O júri do Prêmio Veuve Clicquot para Melhor Chef Mulher do Mundo, que é composto por mais de 900 chefs e críticos gastronômicos, elogiou "não só perícia culinária impecável, mas também o uso de autênticos ingredientes sazonais que estão no centro de suas receitas francesas contemporâneas”.

Um de seus pratos característicos, risoto em tinta de lula, linguiça salteada e tomates assados com espuma de parmesão é o "exemplo perfeito de sua cozinha que é ao mesmo tempo complexa e modesta, mas impecavelmente equilibrada".

“Celebrar o sucesso de Chefs mulheres que fazem história é muito importante. Junto à marca Veuve Clicquot, estamos orgulhosos de dar o prêmio para Hélène Darroze. Sua paixão e dedicação fazem com que ela seja considerada a melhor chef do mundo. Ela é uma inspiração para o futuro, para as mulheres que desejam entrar na área, mostrando que as habilidades, trabalho duro e paixão devem ser comemorados”, destaca William Drew, Editor do evento Os 50 Melhores Restaurantes do Mundo.

Hélène Darroze já recebeu outros reconhecimentos, como a admissão na Legião de Honra francesa como Chevalier pelo presidente Nicolas Sarkozy em 2012. E sua figura e estilo inspirou o personagem da chef Colette no filme . Além disso, a chef é um membro do júri do programa Top Chef 2015 na França.

Darroze define seu trabalho como "uma oportunidade para dar prazer aos outros pelo instinto e emoção, através dos seus pratos. A chef tem uma rede de fornecedores, principalmente de sua terra natal, para nutrir a cozinha sazonal. "Respeito aos ingredientes, grandes sabores e trabalho duro.

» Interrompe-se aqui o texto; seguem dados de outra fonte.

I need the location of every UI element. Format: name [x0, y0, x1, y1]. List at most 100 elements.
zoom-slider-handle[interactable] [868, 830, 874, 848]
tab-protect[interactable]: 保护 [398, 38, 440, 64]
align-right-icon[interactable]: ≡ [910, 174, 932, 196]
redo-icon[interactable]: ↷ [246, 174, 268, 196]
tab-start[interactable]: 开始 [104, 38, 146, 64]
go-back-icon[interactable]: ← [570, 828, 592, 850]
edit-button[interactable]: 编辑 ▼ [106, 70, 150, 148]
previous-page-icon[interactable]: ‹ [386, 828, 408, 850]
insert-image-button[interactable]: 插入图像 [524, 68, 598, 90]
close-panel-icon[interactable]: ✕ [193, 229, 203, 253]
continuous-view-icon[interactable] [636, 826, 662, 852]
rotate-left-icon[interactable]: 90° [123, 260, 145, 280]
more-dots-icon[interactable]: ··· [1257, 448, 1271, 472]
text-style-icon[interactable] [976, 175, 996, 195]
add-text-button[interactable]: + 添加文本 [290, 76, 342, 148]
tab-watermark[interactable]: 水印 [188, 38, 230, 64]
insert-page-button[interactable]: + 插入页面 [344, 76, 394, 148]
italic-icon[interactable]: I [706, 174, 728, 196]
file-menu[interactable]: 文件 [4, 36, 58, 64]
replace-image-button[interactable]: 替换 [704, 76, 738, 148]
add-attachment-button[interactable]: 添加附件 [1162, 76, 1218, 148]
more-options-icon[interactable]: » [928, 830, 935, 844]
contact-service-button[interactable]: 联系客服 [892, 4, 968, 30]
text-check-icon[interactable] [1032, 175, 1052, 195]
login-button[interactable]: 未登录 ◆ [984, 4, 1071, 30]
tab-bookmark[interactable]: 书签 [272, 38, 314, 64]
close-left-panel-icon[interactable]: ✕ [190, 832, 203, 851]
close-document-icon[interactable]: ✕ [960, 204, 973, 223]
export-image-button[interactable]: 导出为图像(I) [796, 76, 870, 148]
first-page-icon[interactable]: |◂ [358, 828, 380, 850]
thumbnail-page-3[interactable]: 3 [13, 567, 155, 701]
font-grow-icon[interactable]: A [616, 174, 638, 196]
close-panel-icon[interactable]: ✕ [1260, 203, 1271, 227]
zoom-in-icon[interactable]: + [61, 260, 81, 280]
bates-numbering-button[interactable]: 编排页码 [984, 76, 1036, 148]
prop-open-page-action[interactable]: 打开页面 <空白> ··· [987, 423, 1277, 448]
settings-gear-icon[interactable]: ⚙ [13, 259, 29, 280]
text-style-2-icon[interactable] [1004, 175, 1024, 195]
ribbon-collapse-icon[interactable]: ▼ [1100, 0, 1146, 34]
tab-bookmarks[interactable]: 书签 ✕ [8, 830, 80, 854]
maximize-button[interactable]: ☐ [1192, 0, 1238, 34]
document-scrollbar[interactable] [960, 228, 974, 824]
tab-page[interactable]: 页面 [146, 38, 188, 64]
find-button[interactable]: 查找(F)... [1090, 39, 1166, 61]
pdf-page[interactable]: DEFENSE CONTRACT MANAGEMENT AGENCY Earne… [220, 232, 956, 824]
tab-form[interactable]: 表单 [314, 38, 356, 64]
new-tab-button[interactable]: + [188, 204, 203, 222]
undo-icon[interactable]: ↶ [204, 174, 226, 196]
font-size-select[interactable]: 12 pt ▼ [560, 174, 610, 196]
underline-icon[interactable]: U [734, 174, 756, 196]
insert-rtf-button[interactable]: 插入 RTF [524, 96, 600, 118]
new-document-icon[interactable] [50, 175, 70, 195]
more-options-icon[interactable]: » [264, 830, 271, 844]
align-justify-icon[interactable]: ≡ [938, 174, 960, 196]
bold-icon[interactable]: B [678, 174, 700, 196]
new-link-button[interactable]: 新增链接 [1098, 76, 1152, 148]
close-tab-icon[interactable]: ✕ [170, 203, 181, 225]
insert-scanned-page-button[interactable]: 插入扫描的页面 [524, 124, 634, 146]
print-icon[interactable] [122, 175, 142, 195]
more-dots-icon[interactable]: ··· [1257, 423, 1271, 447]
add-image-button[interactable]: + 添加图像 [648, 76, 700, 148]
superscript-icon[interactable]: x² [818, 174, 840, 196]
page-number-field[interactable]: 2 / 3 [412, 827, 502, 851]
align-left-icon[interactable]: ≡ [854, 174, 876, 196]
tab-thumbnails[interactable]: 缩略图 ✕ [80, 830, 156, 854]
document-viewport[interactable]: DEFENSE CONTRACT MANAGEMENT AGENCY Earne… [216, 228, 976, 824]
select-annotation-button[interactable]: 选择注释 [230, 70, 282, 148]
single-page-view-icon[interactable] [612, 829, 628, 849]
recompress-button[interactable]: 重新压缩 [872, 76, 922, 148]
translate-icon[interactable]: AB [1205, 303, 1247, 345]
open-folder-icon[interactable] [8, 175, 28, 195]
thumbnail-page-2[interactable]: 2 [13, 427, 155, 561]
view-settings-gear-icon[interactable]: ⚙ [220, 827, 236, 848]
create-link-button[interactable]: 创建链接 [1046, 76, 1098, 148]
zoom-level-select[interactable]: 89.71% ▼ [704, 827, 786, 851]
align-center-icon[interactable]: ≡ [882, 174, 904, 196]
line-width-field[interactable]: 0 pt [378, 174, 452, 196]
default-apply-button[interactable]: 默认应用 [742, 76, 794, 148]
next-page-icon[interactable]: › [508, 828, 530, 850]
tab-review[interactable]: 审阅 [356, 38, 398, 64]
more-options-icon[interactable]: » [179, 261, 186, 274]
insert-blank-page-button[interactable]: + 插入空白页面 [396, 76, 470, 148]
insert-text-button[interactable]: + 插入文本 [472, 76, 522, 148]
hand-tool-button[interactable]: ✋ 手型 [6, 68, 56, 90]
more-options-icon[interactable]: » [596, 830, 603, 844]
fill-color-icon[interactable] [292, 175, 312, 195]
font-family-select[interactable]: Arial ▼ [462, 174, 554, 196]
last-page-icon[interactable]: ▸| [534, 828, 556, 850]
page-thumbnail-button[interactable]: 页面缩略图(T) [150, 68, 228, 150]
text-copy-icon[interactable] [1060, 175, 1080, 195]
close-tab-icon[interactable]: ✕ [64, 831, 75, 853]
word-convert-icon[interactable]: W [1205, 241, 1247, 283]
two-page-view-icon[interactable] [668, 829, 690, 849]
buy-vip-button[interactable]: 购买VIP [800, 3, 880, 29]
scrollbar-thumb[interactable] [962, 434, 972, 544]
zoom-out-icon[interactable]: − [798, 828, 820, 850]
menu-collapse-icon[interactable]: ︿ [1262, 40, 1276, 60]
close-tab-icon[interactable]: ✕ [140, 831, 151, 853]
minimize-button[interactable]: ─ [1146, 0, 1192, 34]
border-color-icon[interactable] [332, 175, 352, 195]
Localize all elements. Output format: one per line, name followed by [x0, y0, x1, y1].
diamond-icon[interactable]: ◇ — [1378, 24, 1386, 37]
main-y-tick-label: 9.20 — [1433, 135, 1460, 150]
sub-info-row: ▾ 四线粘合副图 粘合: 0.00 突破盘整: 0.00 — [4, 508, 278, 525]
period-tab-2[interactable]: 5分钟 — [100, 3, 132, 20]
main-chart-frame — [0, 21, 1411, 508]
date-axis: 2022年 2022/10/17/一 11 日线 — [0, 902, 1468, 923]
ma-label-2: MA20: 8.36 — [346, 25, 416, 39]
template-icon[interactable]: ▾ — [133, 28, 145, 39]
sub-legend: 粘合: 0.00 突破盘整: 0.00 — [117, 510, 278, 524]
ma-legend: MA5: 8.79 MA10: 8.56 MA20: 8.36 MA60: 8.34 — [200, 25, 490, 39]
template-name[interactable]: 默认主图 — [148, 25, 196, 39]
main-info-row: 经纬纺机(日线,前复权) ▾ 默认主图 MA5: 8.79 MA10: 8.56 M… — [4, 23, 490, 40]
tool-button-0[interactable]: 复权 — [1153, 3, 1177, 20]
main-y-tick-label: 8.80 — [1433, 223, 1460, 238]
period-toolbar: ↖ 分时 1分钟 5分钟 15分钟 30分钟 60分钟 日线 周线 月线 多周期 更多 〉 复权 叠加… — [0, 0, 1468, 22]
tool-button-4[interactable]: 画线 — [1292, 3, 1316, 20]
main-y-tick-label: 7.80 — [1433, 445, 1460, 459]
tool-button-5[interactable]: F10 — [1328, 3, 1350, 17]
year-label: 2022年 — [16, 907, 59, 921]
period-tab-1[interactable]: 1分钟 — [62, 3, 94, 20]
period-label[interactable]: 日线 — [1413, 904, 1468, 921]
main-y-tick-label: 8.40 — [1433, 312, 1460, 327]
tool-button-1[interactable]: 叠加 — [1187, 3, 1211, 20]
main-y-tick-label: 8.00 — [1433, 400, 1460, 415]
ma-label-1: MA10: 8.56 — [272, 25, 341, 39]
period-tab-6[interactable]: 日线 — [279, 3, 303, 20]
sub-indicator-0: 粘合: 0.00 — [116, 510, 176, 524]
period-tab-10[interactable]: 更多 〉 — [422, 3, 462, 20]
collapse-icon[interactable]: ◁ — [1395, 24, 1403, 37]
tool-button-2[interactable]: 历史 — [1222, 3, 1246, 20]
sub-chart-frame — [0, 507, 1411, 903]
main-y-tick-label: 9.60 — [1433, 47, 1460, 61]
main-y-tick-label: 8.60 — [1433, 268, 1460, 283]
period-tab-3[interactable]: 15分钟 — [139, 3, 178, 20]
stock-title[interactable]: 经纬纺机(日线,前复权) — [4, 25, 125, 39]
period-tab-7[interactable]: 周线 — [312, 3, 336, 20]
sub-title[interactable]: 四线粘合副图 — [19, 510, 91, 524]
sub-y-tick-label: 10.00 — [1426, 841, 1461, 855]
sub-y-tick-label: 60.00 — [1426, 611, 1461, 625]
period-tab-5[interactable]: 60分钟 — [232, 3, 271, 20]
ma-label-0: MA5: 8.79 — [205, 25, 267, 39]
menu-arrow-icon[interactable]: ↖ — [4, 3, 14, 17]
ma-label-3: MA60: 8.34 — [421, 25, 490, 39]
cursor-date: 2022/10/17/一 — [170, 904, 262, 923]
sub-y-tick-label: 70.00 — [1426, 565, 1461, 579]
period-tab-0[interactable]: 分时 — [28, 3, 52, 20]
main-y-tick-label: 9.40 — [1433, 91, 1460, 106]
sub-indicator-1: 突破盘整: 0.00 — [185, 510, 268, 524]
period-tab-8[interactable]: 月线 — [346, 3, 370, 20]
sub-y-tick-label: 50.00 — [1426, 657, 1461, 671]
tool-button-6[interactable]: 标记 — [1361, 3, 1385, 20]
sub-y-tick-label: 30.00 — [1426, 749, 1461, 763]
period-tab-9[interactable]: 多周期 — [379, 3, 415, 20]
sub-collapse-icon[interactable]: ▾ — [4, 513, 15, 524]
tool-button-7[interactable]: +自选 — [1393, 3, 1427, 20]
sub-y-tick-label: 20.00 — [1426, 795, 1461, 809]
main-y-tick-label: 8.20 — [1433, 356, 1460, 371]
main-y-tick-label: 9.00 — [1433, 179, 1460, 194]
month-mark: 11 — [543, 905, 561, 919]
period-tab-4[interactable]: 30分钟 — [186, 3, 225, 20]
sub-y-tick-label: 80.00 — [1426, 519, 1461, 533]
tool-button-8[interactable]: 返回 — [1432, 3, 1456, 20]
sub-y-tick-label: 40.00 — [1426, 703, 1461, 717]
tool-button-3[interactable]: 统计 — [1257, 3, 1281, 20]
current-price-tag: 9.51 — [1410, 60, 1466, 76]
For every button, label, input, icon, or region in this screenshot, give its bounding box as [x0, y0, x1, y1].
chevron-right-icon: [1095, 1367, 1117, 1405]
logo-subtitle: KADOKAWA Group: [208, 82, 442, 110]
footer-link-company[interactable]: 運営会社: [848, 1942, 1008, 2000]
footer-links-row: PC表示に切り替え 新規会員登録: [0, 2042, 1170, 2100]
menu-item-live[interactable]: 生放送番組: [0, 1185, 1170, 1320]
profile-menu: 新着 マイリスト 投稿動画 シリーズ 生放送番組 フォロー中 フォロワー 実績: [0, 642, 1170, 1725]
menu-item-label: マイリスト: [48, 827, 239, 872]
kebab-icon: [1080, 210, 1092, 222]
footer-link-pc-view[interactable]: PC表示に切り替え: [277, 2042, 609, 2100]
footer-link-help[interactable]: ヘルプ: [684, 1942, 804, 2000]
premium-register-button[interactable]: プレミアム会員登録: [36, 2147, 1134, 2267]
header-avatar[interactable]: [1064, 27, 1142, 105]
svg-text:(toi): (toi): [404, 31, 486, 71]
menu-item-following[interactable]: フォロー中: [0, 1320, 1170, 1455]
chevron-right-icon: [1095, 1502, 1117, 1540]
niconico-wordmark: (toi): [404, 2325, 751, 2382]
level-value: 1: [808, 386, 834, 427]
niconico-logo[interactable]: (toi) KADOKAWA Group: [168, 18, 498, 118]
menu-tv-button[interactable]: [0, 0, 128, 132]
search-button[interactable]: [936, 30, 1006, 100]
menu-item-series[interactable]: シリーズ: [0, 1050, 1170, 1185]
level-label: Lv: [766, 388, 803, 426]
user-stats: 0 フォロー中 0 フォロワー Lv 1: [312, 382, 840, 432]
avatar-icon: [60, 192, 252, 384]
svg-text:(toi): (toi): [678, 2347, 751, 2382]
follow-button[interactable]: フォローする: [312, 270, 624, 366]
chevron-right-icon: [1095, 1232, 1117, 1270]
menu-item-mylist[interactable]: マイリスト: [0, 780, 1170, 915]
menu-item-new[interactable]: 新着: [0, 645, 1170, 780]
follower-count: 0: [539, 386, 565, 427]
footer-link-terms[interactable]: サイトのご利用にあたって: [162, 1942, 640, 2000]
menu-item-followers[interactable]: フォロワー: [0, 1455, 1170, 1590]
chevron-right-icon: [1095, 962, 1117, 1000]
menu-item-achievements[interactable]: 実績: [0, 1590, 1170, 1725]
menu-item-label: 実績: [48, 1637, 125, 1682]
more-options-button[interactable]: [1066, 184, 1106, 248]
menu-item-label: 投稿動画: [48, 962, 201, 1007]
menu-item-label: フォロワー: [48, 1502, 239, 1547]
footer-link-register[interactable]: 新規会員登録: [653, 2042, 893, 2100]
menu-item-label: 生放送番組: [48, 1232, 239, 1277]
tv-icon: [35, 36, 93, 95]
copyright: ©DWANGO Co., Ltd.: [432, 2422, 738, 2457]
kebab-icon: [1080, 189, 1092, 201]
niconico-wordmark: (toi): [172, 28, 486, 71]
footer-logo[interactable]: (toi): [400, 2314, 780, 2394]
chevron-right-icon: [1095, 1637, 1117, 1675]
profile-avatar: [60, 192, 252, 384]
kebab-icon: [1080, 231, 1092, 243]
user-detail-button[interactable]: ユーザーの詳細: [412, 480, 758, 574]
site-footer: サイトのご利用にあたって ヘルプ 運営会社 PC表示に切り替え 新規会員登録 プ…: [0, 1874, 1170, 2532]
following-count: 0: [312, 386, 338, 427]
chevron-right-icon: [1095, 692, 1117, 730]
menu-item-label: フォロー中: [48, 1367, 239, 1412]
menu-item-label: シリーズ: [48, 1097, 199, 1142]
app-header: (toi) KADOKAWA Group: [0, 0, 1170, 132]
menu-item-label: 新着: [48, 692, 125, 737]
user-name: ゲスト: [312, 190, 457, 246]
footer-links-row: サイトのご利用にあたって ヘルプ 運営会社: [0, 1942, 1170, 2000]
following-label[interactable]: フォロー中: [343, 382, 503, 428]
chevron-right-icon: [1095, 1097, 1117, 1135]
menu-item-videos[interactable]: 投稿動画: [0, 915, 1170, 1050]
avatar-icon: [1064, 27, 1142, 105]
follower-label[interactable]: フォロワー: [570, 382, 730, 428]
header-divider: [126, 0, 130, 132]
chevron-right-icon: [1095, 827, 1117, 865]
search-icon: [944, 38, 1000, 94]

É a receita para a minha família", diz ela.

"Admiro muito todas as ganhadoras e me sinto emocionada de fazer parte deste grupo. Sinto-me muito honrada por ter recebido este prêmio, pois imagino como é difícil escolher apenas uma entre tantas chefes talentosas que existem no mundo", disse a francesa. A chef sucedeu o trono da brasileira Helena Rizzo do restaurante Maní de São Paulo, que venceu em 2014.

A entrega no prêmio acontecerá no dia 1º de junho em Londres durante a cerimônia de apresentação do evento “50 Melhores Restaurantes do Mundo”,organizado anualmente pela revista britânica Restaurant.